Sulla piazza del Tiroler Landestheater di Innsbruck una chiassosa quanto avvincente gara di snowboard, dentro il teatro il calore dell’India più spirituale, quella della Lakmé di Léo Delibes, terza premiere della stagione dopo Genoveva di Schumann e Songs for a new world di Jason Robert Brown. L’illuminata direzione artistica di Michael Nelle segna un ulteriore punto vincente, mettendo in scena un titolo raro (conosciuto per lo più per il duetto dei fiori del I atto e l’aria delle campanelle del III) e regalandone un’esecuzione dal livello qualitativo esemplare. A partire dalla direzione splendida di Tommaso Turchetta, maestro italiano di casa a Innsbruck, il quale si dimostra sensibile all’incanto ipnotico delle melodie, senza però perdere di vista né la coerenza drammatica né l’equilibrio del rapporto tra buca e palcoscenico. L’orchestra , così come il coro del teatro (diretto dal Mº Michel Roberge) lo seguono in maniera magistrale. 

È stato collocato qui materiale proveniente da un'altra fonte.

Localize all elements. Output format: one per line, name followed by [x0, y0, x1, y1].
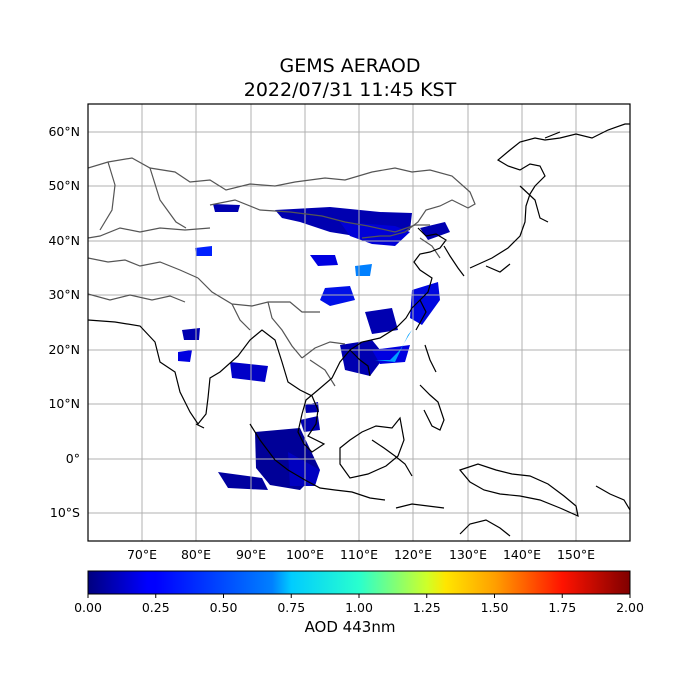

Nel ruolo del titolo Judith Spießer illumina il personaggio con fraseggio sensibile, capace di sciorinare canto virtuoso di ottima fattura e lirismo profondo ed emozionante. L’attrice è alla pari convincente ed intensa. Jon Jurgens viene a capo di un personaggio, quello di Gérald, che pone delle difficoltà simili ad altri ruoli francesi come Don José di Carmen o soprattutto Nadir de Les pêcheurs des perles, con momenti di canto lirico da tenore romantico e altri che richiedono vigorosa forza drammatica, il tutto in una tessitura ampia sia nel grave che nell’acuto, che forse non è l’ideale per la voce di Jurgens, ma che egli gestisce con lodevole abilità tecnica. Matthias Hoffmann veste i panni di Nilakantha con la giusta autorevolezza interpretativa e vocalità sana e ben gestita. Irina Maltseva è una Malika dal gradevole colore vocale e dalla felice presenza scenica.

Bene il quartetto britannico (in particolare il settore femminile) composto da Susanna von der Burg (Mistress Bentson), Felicitas Fuchs-Wittenkindt (Ellen), Ana Akhmeteli (Rose) e Wolfgang Resch (Frédéric). Completano la compagnia Dale Albright (Hadji), Michael Gann (uno cartomante), Junghwan Lee (un commerciante cinese) e Julien Horbatuk (un ladro). 

©Birgit Gufler

Resta da dire dello spettacolo meraviglioso di Hinrich Horstkotte (drammaturgia di Thomas Schmidt-Ehrenberg). La recitazione è curatissima, tutti sono attori di grande presa emotiva e le masse sono mosse con sapienza oggi davvero rara. La scatola scenica di Nicolas Bovey è poi praticamente perfetta: pochi elementi in realtà, ogni oleografia evitata, per restituire un’atmosfera densa di suggestioni e fascino. Delle strutture in legno delineano la situazione della foresta incantata, quasi fiabesca, popolata da luci lunari, fiori che si schiudono illuminandosi magicamente. Le stesse strutture si trasformano nell’atmosfera fumosa, caotica, colorata del bazar del II atto. La piccola pedana che ruota e si alza al centro del palcoscenico diventa un’isola, una sorta di pulpito in cui Lakmé si sopraeleva verso il cielo a cui appartiene. Horstkotte firma anche i bellissimi costumi (l’unico rimprovero è la parrucca rasta che indossa Lakmé nel momento della grande aria). Successo calorosissimo siglato da più chiamate al proscenio. 

Uscivamo dal Landestheater con la tentazione di trasferirci a Innsbruck, ma anche con la sensazione amara di dover spesso espatriare per assistere ad uno spettacolo di questo livello complessivo. Il teatro era peraltro praticamente pieno, mentre “da noi” si rischia il vuoto già con un titolo meno popolare dei più popolari Verdi o Puccini.